When I reviewed the author’s earlier books, I mentioned her exceptional ability to recreate the writing style of the time: it never makes the reading difficult or inaccessible, but gives her characters a distinctive and authentic “voice”, despite the fact that the book is written in the third person. Add to that the obvious depth of her research, her love for her subject, and the way the book appeals to the full range of your senses – well, it’s really quite a heady and intoxicating mix.
But it’s also quite a story, and incredibly well told. Tabitha might be an unlikely heroine, returning home from her life of debauchery in London, to find her mother dead, apparently drowned. You might not take to her at that first encounter – I know I didn’t – but by the book’s end I’d entirely taken her to my heart. While dealing with her bereavement and concealing her family secrets, she takes on her mother’s role as “searcher” (I found this simply fascinating…), laying out the dead and recording the cause in the Book of Mortalities. And she then begins to investigate her mother’s death – with the support of the besotted Nat Starling, another quite wonderful character – and it takes them into a world of threat and danger every bit as terrifying and gripping as that of a modern psychological thriller.

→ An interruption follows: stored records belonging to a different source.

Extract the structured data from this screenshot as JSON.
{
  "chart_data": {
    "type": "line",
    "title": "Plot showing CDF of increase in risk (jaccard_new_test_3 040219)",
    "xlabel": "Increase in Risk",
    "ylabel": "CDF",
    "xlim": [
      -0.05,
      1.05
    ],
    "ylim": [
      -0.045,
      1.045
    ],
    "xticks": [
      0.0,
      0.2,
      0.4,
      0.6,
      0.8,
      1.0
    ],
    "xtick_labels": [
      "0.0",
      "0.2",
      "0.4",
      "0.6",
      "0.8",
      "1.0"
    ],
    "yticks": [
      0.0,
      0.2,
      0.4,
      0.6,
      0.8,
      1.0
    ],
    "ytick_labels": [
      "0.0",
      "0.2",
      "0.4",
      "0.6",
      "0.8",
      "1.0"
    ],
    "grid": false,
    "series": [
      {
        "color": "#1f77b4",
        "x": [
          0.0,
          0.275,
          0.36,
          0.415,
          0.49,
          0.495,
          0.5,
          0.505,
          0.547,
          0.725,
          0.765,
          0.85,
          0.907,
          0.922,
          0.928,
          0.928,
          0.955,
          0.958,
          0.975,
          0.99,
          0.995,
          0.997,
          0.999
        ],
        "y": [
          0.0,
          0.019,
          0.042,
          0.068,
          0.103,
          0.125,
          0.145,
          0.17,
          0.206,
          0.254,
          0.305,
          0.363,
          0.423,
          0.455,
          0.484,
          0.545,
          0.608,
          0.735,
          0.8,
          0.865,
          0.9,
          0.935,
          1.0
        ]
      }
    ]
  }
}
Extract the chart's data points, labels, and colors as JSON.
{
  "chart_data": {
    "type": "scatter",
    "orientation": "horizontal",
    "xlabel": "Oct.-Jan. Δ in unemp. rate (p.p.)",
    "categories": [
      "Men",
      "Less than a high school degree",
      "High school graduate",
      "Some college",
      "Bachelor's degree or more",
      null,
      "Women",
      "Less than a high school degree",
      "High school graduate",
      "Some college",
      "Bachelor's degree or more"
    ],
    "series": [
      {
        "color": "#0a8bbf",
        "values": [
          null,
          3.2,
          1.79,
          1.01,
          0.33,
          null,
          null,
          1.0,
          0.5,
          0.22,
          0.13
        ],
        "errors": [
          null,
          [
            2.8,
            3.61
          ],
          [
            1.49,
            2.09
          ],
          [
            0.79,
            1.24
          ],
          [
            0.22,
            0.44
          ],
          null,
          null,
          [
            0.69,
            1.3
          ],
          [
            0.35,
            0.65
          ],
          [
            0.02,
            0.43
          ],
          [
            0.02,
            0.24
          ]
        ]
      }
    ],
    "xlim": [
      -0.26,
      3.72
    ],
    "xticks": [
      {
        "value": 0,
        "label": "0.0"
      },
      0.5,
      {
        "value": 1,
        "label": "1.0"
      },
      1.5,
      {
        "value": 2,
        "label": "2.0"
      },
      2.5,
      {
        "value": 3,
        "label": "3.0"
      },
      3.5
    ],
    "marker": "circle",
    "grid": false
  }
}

While you’ll grow to love both flawed characters at the book’s centre, there’s also a large cast of supporting characters for you to get your teeth into – every one perfectly drawn, every one three dimensional, the villains and the good, and those whose true character might lie somewhere between the two. There’s tension and mystery, darkness, a wider superstitious and celestial dimension, a romance, some lovely touches of humour – and it all moves at a perfect pace, making you read another chapter, then maybe just one more, until you decide to read to the end because you can’t bear to put it down.
I was totally enchanted by this book – a compulsive read that I think so many readers would enjoy, regardless of any preconceptions about historical fiction. Highly recommended to all – and a definite contender for my books of the year list.
About the author
Martine Bailey’s historical crime debut, An Appetite for Violets, takes sharp-witted cook Biddy Leigh on a murderous trip to Italy. Its mix of crime, gastronomy and social history was described by Fay Weldon as a new genre, ‘culinary gothic’. An Appetite for Violets was picked by the American Library Association’s Booklist as one of the top ten crime fiction debuts of the year.

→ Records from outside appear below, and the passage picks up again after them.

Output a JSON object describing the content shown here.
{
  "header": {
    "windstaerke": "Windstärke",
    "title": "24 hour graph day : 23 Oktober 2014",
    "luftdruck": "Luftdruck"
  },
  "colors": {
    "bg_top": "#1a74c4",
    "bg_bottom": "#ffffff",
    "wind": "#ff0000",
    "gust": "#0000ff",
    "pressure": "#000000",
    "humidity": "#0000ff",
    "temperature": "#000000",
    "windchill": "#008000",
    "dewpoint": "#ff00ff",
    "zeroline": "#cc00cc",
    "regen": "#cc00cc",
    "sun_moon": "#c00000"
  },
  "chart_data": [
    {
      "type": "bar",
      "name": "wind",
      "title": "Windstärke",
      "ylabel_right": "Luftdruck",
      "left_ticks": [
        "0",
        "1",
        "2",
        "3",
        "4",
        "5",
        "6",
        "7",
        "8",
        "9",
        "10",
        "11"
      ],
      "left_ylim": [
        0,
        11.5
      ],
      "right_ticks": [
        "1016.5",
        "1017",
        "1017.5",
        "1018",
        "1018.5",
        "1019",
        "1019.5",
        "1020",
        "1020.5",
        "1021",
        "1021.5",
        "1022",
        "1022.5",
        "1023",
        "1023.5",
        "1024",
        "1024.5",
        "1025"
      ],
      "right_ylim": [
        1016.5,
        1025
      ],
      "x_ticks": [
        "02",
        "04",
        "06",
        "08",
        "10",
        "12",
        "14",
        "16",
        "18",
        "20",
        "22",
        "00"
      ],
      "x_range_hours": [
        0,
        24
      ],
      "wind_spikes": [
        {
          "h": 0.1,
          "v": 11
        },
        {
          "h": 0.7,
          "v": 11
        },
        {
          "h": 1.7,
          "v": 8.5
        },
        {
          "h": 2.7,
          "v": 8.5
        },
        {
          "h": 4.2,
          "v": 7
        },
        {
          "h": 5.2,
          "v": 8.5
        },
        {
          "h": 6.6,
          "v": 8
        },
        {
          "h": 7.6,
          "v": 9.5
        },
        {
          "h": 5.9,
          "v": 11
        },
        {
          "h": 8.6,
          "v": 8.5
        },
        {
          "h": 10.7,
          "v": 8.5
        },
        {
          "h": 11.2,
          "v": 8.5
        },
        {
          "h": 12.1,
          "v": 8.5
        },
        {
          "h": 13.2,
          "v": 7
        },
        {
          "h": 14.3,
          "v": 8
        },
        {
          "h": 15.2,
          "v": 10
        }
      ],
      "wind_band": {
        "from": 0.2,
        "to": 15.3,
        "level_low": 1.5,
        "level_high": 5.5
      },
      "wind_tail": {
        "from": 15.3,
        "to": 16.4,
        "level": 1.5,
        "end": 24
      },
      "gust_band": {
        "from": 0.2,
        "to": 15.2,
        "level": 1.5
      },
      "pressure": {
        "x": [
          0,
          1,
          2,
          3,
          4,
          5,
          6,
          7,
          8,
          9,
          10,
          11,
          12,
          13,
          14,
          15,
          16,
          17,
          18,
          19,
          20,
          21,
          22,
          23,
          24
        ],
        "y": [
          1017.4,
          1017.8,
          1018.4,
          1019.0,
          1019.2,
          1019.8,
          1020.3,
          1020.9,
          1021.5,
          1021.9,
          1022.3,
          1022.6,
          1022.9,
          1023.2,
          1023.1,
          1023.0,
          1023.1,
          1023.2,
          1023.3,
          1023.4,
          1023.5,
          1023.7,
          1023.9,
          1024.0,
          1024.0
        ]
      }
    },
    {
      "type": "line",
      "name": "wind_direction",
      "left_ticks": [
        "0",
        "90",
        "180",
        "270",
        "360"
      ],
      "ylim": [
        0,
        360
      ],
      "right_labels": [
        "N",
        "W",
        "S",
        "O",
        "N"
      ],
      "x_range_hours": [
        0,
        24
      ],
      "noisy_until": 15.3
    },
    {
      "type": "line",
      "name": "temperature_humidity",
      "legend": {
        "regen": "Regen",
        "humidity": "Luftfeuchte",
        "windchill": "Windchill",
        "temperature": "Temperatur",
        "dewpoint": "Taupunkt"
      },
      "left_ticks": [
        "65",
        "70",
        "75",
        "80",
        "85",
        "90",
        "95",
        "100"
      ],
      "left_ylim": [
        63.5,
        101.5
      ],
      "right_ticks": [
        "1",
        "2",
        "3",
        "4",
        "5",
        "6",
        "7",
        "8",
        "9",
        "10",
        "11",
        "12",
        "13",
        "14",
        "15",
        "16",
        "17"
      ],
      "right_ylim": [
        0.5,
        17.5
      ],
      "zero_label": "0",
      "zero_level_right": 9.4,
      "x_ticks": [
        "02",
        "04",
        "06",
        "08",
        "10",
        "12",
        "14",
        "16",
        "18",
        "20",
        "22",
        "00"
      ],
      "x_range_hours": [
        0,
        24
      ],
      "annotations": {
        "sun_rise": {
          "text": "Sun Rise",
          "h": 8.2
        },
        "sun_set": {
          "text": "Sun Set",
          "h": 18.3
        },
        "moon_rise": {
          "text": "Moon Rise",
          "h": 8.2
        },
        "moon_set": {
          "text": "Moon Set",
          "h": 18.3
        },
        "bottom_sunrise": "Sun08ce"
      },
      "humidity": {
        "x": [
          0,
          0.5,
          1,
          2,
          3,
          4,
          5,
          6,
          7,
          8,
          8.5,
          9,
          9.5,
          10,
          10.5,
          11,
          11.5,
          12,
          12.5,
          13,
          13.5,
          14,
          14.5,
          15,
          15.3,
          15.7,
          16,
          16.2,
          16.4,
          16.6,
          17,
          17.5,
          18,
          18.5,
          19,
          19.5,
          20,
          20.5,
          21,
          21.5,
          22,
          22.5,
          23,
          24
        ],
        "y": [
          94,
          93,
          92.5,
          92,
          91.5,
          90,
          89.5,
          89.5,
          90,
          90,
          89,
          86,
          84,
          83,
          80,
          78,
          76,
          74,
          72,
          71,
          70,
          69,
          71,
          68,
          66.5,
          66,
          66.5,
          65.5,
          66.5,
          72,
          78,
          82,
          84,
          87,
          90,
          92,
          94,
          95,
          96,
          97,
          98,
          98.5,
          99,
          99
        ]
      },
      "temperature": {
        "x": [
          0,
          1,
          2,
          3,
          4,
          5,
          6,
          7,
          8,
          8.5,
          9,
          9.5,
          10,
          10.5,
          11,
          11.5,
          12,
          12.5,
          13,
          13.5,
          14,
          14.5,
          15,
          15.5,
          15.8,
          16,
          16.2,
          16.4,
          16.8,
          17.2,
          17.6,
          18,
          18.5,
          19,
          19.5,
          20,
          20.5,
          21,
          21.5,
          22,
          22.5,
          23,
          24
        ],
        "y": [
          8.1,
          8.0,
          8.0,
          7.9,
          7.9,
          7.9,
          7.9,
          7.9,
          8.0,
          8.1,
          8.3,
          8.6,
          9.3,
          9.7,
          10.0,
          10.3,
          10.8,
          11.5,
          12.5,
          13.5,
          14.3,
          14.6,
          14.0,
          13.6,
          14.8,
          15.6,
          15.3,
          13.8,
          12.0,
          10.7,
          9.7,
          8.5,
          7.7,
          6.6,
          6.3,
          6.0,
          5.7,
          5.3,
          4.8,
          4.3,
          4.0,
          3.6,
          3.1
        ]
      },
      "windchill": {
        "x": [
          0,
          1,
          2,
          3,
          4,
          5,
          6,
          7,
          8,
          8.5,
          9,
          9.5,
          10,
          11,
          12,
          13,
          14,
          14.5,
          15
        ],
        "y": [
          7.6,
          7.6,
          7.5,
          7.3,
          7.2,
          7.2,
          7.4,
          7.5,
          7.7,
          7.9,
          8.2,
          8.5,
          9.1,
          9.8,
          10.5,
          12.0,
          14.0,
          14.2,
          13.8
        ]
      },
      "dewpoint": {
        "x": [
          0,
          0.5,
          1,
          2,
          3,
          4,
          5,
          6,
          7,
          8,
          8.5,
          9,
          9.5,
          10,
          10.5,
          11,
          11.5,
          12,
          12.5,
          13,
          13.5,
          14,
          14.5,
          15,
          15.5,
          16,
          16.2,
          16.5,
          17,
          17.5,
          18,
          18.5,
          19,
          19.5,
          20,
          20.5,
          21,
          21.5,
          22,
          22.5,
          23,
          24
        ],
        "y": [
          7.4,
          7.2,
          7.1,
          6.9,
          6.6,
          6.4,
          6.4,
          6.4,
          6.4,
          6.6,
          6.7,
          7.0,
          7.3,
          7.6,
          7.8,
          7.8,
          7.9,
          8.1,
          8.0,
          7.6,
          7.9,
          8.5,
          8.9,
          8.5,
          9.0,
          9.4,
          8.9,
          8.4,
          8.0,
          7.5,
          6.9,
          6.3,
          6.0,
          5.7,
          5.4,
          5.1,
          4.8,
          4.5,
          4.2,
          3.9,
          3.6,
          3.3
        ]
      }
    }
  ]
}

The Penny Heart is a gripping novel of suspense that draws on age-old themes of cooking, trickery and revenge. When timid new wife Grace Moore hires a new cook, she finds she is tied to a world she didn’t know existed…a world of deceit, double-crossing, and murder.

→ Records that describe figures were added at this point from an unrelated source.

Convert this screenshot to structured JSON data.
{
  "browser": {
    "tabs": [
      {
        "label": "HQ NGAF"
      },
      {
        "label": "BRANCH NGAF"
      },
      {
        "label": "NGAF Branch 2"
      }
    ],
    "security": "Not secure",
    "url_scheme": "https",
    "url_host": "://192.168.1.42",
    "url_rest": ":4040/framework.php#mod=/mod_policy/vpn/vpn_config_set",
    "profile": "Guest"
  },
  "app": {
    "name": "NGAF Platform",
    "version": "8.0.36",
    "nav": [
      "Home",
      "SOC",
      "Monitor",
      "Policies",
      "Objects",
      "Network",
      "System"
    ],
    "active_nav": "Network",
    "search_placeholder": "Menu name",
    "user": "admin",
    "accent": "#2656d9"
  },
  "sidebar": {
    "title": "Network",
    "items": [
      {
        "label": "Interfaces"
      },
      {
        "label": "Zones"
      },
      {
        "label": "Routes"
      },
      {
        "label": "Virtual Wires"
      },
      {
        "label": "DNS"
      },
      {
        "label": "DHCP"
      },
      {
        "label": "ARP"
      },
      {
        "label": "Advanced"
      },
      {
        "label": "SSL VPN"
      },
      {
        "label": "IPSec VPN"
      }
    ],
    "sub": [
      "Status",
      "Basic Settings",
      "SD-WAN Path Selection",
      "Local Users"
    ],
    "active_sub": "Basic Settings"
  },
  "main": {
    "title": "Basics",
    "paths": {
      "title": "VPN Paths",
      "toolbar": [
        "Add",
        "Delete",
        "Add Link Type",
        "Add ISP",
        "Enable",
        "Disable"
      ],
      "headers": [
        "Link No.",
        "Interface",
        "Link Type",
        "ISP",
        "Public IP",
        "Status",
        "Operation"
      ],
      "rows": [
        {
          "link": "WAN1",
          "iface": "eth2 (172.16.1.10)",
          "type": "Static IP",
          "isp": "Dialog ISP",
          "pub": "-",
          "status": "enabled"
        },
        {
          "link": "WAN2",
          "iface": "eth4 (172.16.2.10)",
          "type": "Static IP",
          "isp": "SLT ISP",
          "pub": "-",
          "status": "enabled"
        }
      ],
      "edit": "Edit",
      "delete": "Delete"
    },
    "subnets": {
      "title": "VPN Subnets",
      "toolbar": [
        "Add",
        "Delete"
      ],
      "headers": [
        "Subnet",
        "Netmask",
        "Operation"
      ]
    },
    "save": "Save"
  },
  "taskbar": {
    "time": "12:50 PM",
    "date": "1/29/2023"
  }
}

The stars, riddles and murder align in The Almanack, a historical mystery featuring 50 authentic riddles. 1752, Midsummer. Following a desperate summons from her mother, Tabitha Hart departs London for her home village of Netherlea – only to discover that her mother has allegedly drowned. Determined to discover the truth, Tabitha consults her mother’s almanack and uncovers a series of cryptic notes describing her terror of someone she names only as ‘D’.
In pursuit of authenticity Martine studied with TV food historian Ivan Day and experienced Georgian food and fashion at firsthand with an historic re-enactment society. As an amateur cook she won the Merchant Gourmet Recipe Challenge and was a former UK Dessert Champion, cooking at Le Meurice in Paris. Martine lives in Cheshire, England, and is married with one son.